Virée nocturne dans le Londres d’hier et d’aujourd’hui – le film joue, par essence, sur la rupture de temps et de ton –, Last Night in Soho s’arque autour du sentiment nostalgique, brossé tel un piège se refermant sur la jeune Eloise. Dans Le Dernier Pub avant la fin du monde, Wright en soulignait les risques en douceur. Il l’associe ici à une malédiction transmise de génération en génération, chacune convaincue que la précédente fut plus agréable, plus pétillante et facile.
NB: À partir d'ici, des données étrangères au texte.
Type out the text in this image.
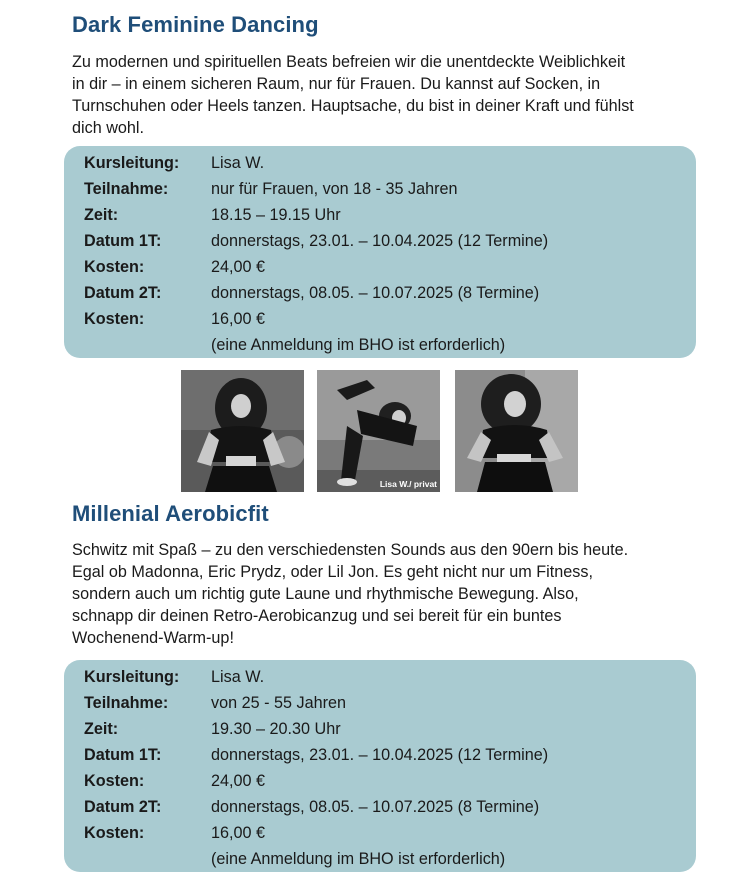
Dark Feminine Dancing

Zu modernen und spirituellen Beats befreien wir die unentdeckte Weiblichkeit
in dir – in einem sicheren Raum, nur für Frauen. Du kannst auf Socken, in
Turnschuhen oder Heels tanzen. Hauptsache, du bist in deiner Kraft und fühlst
dich wohl.

Kursleitung: Lisa W.
Teilnahme:	nur für Frauen, von 18 - 35 Jahren
Zeit:	18.15 – 19.15 Uhr
Datum 1T:	donnerstags, 23.01. – 10.04.2025 (12 Termine)
Kosten:	24,00 €
Datum 2T:	donnerstags, 08.05. – 10.07.2025 (8 Termine)
Kosten:	16,00 €
(eine Anmeldung im BHO ist erforderlich)
Lisa W./ privat
Millenial Aerobicfit

Schwitz mit Spaß – zu den verschiedensten Sounds aus den 90ern bis heute.
Egal ob Madonna, Eric Prydz, oder Lil Jon. Es geht nicht nur um Fitness,
sondern auch um richtig gute Laune und rhythmische Bewegung. Also,
schnapp dir deinen Retro-Aerobicanzug und sei bereit für ein buntes
Wochenend-Warm-up!

Kursleitung: Lisa W.
Teilnahme:	von 25 - 55 Jahren
Zeit:	19.30 – 20.30 Uhr
Datum 1T:	donnerstags, 23.01. – 10.04.2025 (12 Termine)
Kosten:	24,00 €
Datum 2T:	donnerstags, 08.05. – 10.07.2025 (8 Termine)
Kosten:	16,00 €
(eine Anmeldung im BHO ist erforderlich)
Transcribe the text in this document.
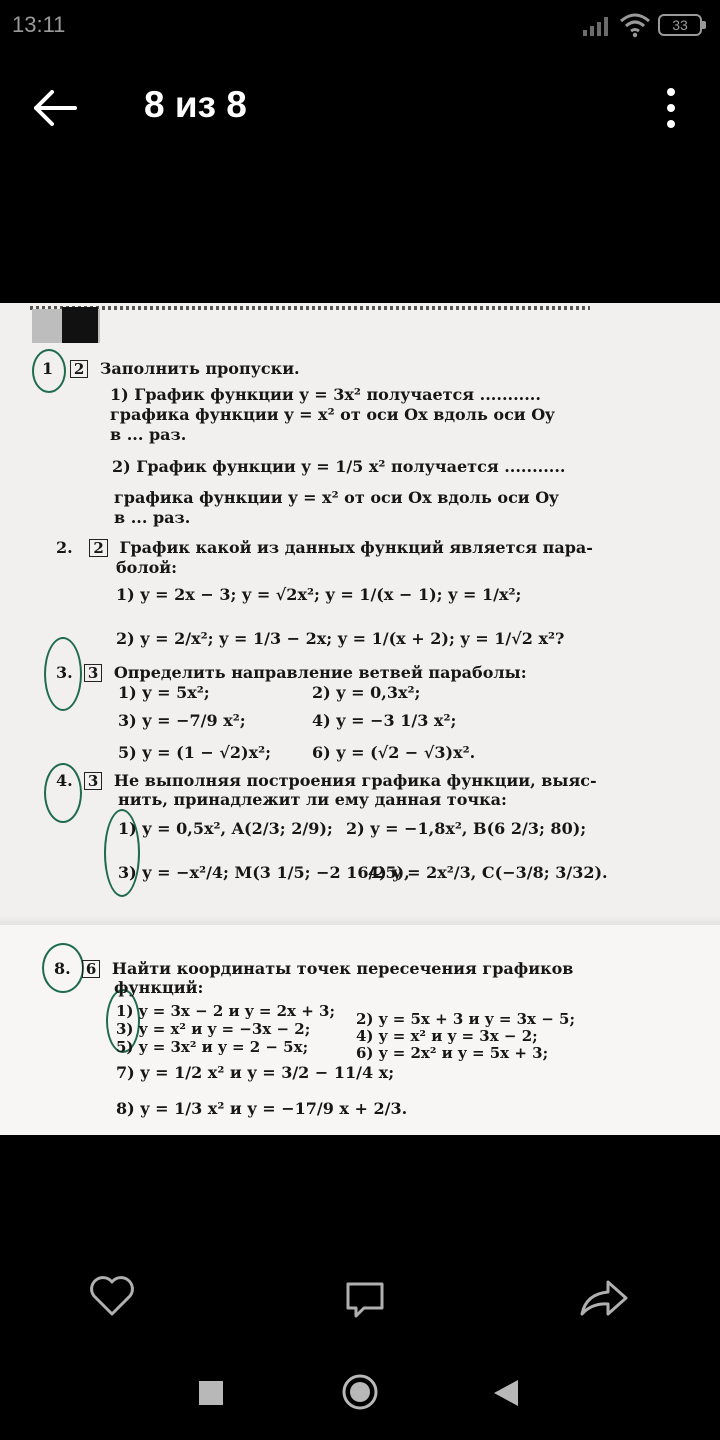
13:11	33
8 из 8
1 2 Заполнить пропуски.
1) График функции y = 3x² получается ...........
графика функции y = x² от оси Ox вдоль оси Oy
в ... раз.
2) График функции y = 1/5 x² получается ...........
графика функции y = x² от оси Ox вдоль оси Oy
в ... раз.
2. 2 График какой из данных функций является пара-
болой:
1) y = 2x − 3; y = √2x²; y = 1/(x − 1); y = 1/x²;
2) y = 2/x²; y = 1/3 − 2x; y = 1/(x + 2); y = 1/√2 x²?
3. 3 Определить направление ветвей параболы:
1) y = 5x²;	2) y = 0,3x²;
3) y = −7/9 x²;	4) y = −3 1/3 x²;
5) y = (1 − √2)x²;	6) y = (√2 − √3)x².
4. 3 Не выполняя построения графика функции, выяс-
нить, принадлежит ли ему данная точка:
1) y = 0,5x², A(2/3; 2/9); 2) y = −1,8x², B(6 2/3; 80);
3) y = −x²/4; M(3 1/5; −2 16/25),
4) y = 2x²/3, C(−3/8; 3/32).
8. 6 Найти координаты точек пересечения графиков
функций:
1) y = 3x − 2 и y = 2x + 3; 2) y = 5x + 3 и y = 3x − 5;
3) y = x² и y = −3x − 2;	4) y = x² и y = 3x − 2;
5) y = 3x² и y = 2 − 5x;	6) y = 2x² и y = 5x + 3;
7) y = 1/2 x² и y = 3/2 − 11/4 x;
8) y = 1/3 x² и y = −17/9 x + 2/3.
L’auteur de Scott Pilgrim accuse l’hypocrisie qui l’accompagne parfois, le déni quant aux ombres du monde d’avant – qu’il condense en une forme masculine et misogyne, un démon dont notre société ne s’est toujours pas libérée et qu’Hollywood tabasse dorénavant par la fiction. Son approche métaphorique de la chose, fantasmagorique quand il s’abstient de subtilité, n’est pas sans rappeler les (bons) travaux de M. Night Shyamalan qui, comme lui, aime à bavarder des marginaux avec une naïveté enfantine. À l’instar de Shaun, Scott ou Baby, Eloise est en décalage avec ses contemporains, une noctambule préoccupée par le passé (comme souvent chez le cinéaste). Thomasin McKenzie, repêchée de Jojo Rabbit, accorde à son rôle une mièvrerie qui convient à ses aspirations d’innocente désappointée, mais l’actrice néo-zélandaise peine à exister quand surgit son double Anya Taylor-Joy, dont la silhouette dodelinante et les cheveux blonds paraissent sculptés pour l’époque. Dans ce manège obscur aménagé à proximité du Perfect Blue de Satoshi Kon, où la future comédienne de Mad Max : Furiosa fait des étincelles, l’on regrette simplement que le dernier quart d’heure manque de justesse et se perde en sur-explication. À trop en dire, Wright saborde un discours qui gagnait à être parabolique.